C’è chi la morte cerca di evitarla, a qualunque costo, personale e sociale, e chi la desidera, come fine della sua sofferenza, un nulla seducente: ma in un mondo che ambisce all’immortalità, non è concesso a chi soffre di andarsene. È un punto cardine, questo, del ragionamento di Fuani Marino, e investe la riflessione sul libero arbitrio e sul fine vita, sulla necessità di legiferare, sui diritti dell’uomo, perché costringere a una vita di dolore è una violenza ingiusta.

Con un linguaggio sferzante e crudo, Fuani contrappone così chi vuole “svignarsela” e chi “non molla il colpo”. Tutti morti viventi, come l’Italia paralizzata dal virus dietro le finestre, a guardare una vita che non può vivere. E come lei, l’autrice che prosegue il racconto di Svegliami a mezzanotte, parlando della sua esistenza part time, le giornate a letto, in pigiama. Come una vecchia, dentro e fuori, giunta al capolinea, incapace di uniformarsi, di rispettare le regole di una società resa immobile e stagnante dal suo tossico perbenismo.

“Forse vedo connessioni dove non ce ne sono, e tuttavia credo che la rimozione della morte, il modo in cui quest’ultima viene continuamente omessa nella nostra società, più che in altri momenti storici, abbia molto a che fare con le misure adottate contro il virus. Abbiamo smesso di dare la morte per scontata, finché grazie al progresso e alla scienza quest’ultima è diventata inaccettabile a qualunque età, va evitata sempre e comunque, a qualunque prezzo”.

Talvolta si continua ad andare avanti, anche se si è come morti, quando non si può più rimediare. Il lockdown ci ha insegnato che la vita può essere anche sospensione. Raccontare la malattia, diventa così tanto più importante in un momento di limitazioni stressanti, di perdita di equilibrio, di confinamento estraniante.

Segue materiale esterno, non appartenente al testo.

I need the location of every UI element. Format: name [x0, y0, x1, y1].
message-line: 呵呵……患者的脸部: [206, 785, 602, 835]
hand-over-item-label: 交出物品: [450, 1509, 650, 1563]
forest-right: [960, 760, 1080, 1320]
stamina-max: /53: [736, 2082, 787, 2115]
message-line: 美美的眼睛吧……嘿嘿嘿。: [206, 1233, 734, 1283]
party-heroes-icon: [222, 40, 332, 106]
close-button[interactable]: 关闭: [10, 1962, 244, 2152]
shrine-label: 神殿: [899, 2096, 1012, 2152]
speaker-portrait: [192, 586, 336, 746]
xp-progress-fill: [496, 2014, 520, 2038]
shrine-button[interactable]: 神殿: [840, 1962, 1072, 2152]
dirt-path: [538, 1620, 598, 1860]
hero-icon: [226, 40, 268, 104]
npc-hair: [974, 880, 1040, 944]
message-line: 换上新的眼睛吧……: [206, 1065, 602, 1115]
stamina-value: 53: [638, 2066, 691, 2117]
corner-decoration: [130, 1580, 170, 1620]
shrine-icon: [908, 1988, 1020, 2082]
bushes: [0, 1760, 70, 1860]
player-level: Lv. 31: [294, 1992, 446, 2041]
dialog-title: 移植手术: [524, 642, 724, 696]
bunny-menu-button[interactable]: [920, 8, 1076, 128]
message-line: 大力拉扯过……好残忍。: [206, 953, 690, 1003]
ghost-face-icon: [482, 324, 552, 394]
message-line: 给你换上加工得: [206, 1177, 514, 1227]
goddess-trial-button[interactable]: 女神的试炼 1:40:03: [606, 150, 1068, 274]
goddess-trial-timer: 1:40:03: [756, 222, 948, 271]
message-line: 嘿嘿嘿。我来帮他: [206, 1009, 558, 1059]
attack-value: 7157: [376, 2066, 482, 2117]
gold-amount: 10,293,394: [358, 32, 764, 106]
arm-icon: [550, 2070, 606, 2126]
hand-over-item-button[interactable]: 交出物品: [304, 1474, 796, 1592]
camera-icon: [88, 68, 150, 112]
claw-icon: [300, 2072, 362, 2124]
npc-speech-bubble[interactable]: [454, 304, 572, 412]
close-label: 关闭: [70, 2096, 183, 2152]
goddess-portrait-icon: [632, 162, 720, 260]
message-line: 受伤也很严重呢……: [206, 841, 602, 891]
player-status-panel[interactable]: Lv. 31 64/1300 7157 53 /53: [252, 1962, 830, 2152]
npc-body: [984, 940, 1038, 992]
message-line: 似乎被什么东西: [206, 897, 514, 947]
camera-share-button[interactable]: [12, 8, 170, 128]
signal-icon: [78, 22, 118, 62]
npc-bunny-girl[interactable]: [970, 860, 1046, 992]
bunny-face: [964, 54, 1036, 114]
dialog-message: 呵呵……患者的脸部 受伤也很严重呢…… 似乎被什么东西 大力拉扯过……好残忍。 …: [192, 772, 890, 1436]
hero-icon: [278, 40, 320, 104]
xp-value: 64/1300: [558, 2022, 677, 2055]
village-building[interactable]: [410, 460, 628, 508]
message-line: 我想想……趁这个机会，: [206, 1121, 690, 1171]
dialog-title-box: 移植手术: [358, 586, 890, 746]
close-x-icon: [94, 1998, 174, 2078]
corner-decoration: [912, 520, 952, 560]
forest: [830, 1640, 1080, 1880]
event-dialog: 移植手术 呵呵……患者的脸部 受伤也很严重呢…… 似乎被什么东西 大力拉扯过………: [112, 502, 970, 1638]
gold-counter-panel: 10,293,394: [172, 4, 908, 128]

Escono, nelle pagine di Vecchiaccia, i momenti più veri di paure, di ossessioni, di fragilità, e timore dell’abbandono, lo scivolare nell’irrazionalità: il rapporto con il marito, con un corpo che non si aggiusta più, con la figlia che cresce, e con le medicine, sempre presenti. 

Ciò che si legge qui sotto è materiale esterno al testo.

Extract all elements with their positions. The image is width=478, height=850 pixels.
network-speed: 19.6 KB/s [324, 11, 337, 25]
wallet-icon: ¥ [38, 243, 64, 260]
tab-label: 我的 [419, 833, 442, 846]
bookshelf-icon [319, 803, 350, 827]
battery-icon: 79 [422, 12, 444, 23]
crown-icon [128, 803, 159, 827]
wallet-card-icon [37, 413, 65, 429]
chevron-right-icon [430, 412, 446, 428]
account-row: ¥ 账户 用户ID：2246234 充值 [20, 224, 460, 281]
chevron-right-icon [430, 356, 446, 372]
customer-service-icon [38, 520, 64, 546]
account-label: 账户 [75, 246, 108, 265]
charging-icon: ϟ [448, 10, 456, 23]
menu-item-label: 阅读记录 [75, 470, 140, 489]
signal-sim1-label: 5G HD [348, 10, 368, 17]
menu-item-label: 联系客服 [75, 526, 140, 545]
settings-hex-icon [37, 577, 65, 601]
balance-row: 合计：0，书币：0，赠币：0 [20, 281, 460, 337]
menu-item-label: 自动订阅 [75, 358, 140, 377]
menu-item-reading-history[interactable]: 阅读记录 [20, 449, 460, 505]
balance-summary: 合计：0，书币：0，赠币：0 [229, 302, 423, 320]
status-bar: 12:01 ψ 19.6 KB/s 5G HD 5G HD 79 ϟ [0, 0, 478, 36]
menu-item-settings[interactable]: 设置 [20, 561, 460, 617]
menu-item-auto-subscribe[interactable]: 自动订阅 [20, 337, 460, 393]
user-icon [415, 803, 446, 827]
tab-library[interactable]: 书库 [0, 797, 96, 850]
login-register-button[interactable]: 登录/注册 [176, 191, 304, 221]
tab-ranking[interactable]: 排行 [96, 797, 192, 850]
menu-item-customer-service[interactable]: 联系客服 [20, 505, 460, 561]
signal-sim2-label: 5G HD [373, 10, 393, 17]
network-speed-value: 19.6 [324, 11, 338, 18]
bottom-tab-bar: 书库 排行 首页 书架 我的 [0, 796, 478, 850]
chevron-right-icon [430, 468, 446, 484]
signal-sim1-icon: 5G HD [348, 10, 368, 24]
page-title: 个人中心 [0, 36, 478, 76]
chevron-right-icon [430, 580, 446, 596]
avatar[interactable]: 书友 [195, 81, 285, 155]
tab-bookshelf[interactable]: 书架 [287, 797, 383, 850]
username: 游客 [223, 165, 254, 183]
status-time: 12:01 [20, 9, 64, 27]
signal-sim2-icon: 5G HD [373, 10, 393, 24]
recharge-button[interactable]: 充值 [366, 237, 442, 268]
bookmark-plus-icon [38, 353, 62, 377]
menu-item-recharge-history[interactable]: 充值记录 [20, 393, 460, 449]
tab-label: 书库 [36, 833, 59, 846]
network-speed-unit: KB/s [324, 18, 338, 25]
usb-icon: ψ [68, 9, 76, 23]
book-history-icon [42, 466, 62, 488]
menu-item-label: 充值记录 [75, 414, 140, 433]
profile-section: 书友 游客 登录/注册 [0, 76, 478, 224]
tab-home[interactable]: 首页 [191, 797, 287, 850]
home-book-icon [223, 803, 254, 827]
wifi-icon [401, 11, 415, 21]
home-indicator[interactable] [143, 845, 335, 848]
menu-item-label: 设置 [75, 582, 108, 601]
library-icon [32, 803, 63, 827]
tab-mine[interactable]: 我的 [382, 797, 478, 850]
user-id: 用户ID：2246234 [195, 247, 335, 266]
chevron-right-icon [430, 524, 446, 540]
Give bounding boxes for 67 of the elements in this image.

Vecchiaccia è un libro fiero, lucidamente e ironicamente irrispettoso del pensiero comune, e guida a una comprensione dell’animo umano con uno stile limpido, affilato e con un’onestà sconcertante. Perché parlare di vecchiaia e di morte è sicuramente impopolare: viviamo in una società che rifugge questi pensieri, spesso privandosi anche delle parole stesse, edulcorandole. 

Abbiamo finito per rinnegare la morte: ma chi ha più paura di vivere che di morire, ci ricorda quanto sia necessario, e naturale, parlare di caducità della vita.

“Continueremo a temere la morte, illudendoci di poterla in qualche modo aggirare. Ma non sarà cosí”.